Coluna do José Ricardo Zappa: O Administrador Judicial – Parte XVIII

*Por José Ricardo Zappa
O Administrador judicial
A letra f”, dispõe:
“arrecadar os bens e documentos do devedor e elaborar o auto de arrecadação, nos termos dos arts.108 e 110 desta Lei:”
O administrador, sempre acompanhado pelo oficial de justiça, munido do auto de arrecadação, se dirigem ao estabelecimento(s) e, procedem à minuciosa arrecadação, incluindo livros contábeis, mercadorias, estoque, dinheiro se houver, que será depositado imediatamente em conta judicial, à disposição do juízo.
Trata-se de trabalho árduo. Já enfrentei situação que numa arrecadação de bens de uma farmácia, pasmem: a sócia queria reter remédios, para seu uso pessoal e de seus familiares. Alguns vencidos! Agi com energia, determinando sua retirada incontinenti do estabelecimento, sob pena de prendê-la em flagrante, por desobediência !

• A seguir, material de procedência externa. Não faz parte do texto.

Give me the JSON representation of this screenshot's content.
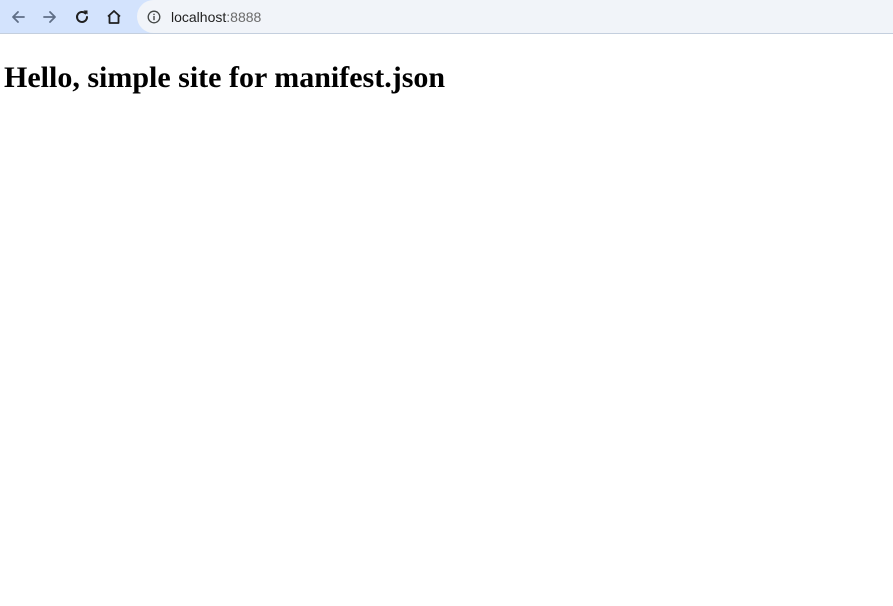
{
  "browser": {
    "nav": {
      "back_icon": "arrow-left-icon",
      "forward_icon": "arrow-right-icon",
      "reload_icon": "reload-icon",
      "home_icon": "home-icon"
    },
    "address_bar": {
      "site_info_icon": "info-icon",
      "host": "localhost",
      "port": ":8888"
    },
    "colors": {
      "toolbar_bg": "#d3e3fd",
      "omnibox_bg": "#f1f4f9"
    }
  },
  "page": {
    "heading": "Hello, simple site for manifest.json"
  }
}
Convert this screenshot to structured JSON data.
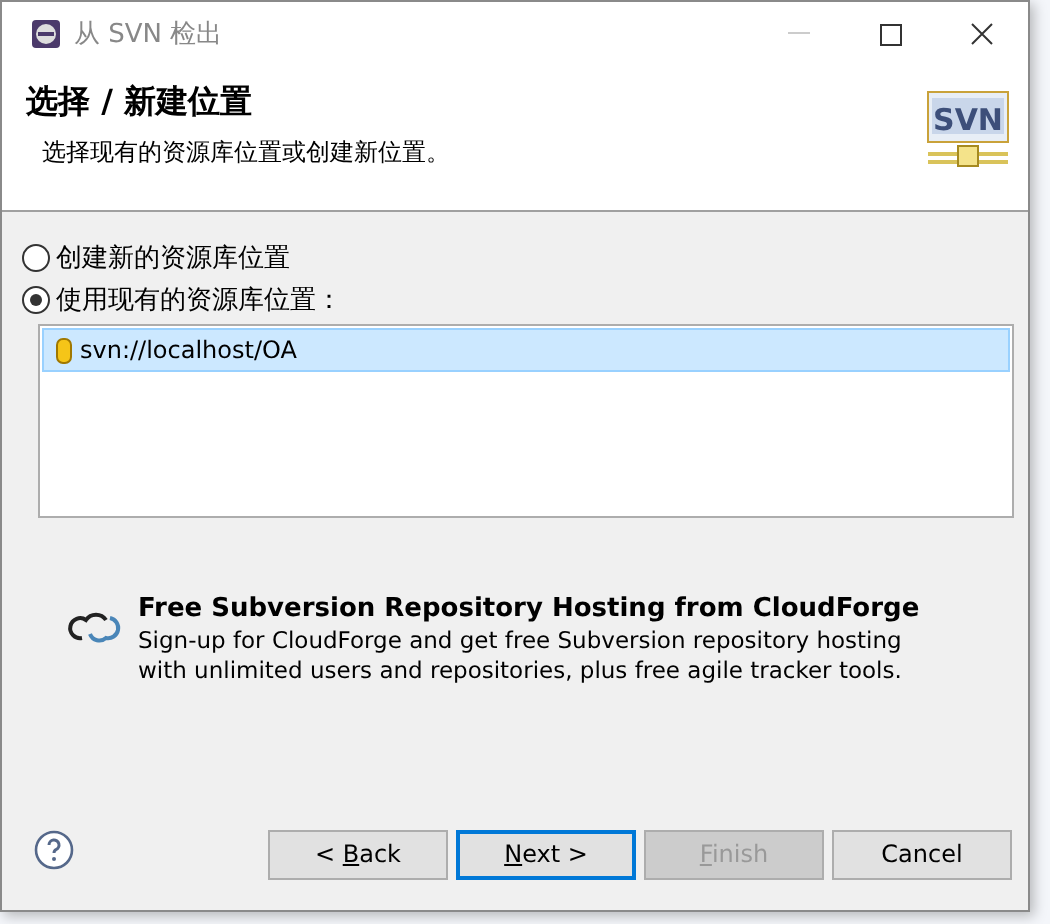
{
  "window": {
    "title": "从 SVN 检出"
  },
  "header": {
    "logo_text": "SVN",
    "title": "选择 / 新建位置",
    "description": "选择现有的资源库位置或创建新位置。"
  },
  "options": [
    {
      "label": "创建新的资源库位置",
      "selected": false
    },
    {
      "label": "使用现有的资源库位置：",
      "selected": true
    }
  ],
  "locations": [
    {
      "url": "svn://localhost/OA",
      "selected": true
    }
  ],
  "promo": {
    "title": "Free Subversion Repository Hosting from CloudForge",
    "text": "Sign-up for CloudForge and get free Subversion repository hosting with unlimited users and repositories, plus free agile tracker tools."
  },
  "buttons": [
    {
      "pre": "< ",
      "key": "B",
      "post": "ack",
      "disabled": false,
      "default": false
    },
    {
      "key": "N",
      "post": "ext >",
      "disabled": false,
      "default": true
    },
    {
      "key": "F",
      "post": "inish",
      "disabled": true,
      "default": false
    },
    {
      "pre": "Cancel",
      "disabled": false,
      "default": false
    }
  ]
}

É ato importantíssimo: com a venda futura deste bens, a Massa pagará seus credores. Não devem ser arrecadados bens que não apresentem valor comercial: máquina, totalmente destruída, que deve ser mencionada no auto.
Aqueles bens previstos no artigo 833 do novo Código de Processo Civil. Um parênteses: até este artigo ser publicado, estará vigorando o Novo Código de Processo Civil.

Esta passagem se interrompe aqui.